From: Ruslan N. <syl...@nm...> - 2004-07-30 23:44:16
|
Again??? Please not I would not like to discuss the problem now. But if you want to listen real arguments... read it: NOTE: There are two modifications of UTF-16. I prefer variant that require always 2 bytes for symbols (of course only Basic Multilanguage Plan symbols). All my arguments only for this variant (2-byte fixed lenght). Arguments: 1. Perfomance. UTF-16 works too quickly than UTF-8. 32-bit processor handle 32-bit numbers at a time. Using 1 byte, 2 byte and 4 byte for 32-bit processor require same time. If you are using UTF-8 than processor will handle only 1 byte for a time + time for translating it to real UNICODE number. 2. Random access. You can random access any symbol using UTF-16. If you are using UTF-8 you should evalute symbol place every time (it's too slowly). 3. UTF-8 is only kludge for backward compatibility with ASCII. 4. UTF-16 doesn't require space for text restore (only limited number of symbols will be lost) while UTF-8 uses each additional bit for each byte for this purpose. 5. Copying strings is better with UTF-16, because you can copy 2 byte at a time (glibc contains such functions especially for wchar_t).

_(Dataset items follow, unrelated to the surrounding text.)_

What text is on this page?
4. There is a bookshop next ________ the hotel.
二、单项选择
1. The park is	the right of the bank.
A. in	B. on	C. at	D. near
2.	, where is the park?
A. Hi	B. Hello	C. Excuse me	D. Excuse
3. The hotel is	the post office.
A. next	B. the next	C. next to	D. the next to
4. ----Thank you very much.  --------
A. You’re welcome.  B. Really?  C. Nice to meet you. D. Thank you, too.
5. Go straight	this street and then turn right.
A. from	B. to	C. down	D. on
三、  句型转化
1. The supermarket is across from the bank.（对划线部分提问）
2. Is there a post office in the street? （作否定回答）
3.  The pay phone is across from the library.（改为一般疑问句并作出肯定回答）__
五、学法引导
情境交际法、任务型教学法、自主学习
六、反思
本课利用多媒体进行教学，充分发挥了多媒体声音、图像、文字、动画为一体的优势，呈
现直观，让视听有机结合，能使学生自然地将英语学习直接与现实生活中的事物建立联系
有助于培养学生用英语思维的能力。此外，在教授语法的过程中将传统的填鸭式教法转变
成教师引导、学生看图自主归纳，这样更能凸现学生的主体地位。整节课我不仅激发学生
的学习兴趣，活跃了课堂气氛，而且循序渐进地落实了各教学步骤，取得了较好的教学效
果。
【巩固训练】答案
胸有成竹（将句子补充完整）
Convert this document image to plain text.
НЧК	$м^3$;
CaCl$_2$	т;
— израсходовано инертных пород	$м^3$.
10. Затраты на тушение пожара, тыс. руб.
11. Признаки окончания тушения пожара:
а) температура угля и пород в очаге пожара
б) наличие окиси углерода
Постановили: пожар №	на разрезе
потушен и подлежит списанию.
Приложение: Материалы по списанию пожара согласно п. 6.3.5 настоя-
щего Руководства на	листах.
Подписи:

Of course copying English texts will require a same time as UTF-8 but for another languages it will be better with UTF-16. 6. Searching text better UTF-16. Simular arguments. Handling 2 byte at a time. I haven't time to list all "+" arguments of using UTF-16. As I said UTF-8 is only kludge and no more. Big endian and little endian byte orders is not big problem for internal OS using. Of course UTF-8 is endian independent but it requires too much time for handling it. You can use UTF-16 Big Endian at x86 computer and handle it quickly than UTF-8. By the way: you can also reassign (virtual reassigning) symbols: 0x0020 as 0x2000 and etc. in this case UTF-16BE will work as well as UTF-16LE at x86 computer. PLEASE STOP DISCUSSION ABOUT IT!!! |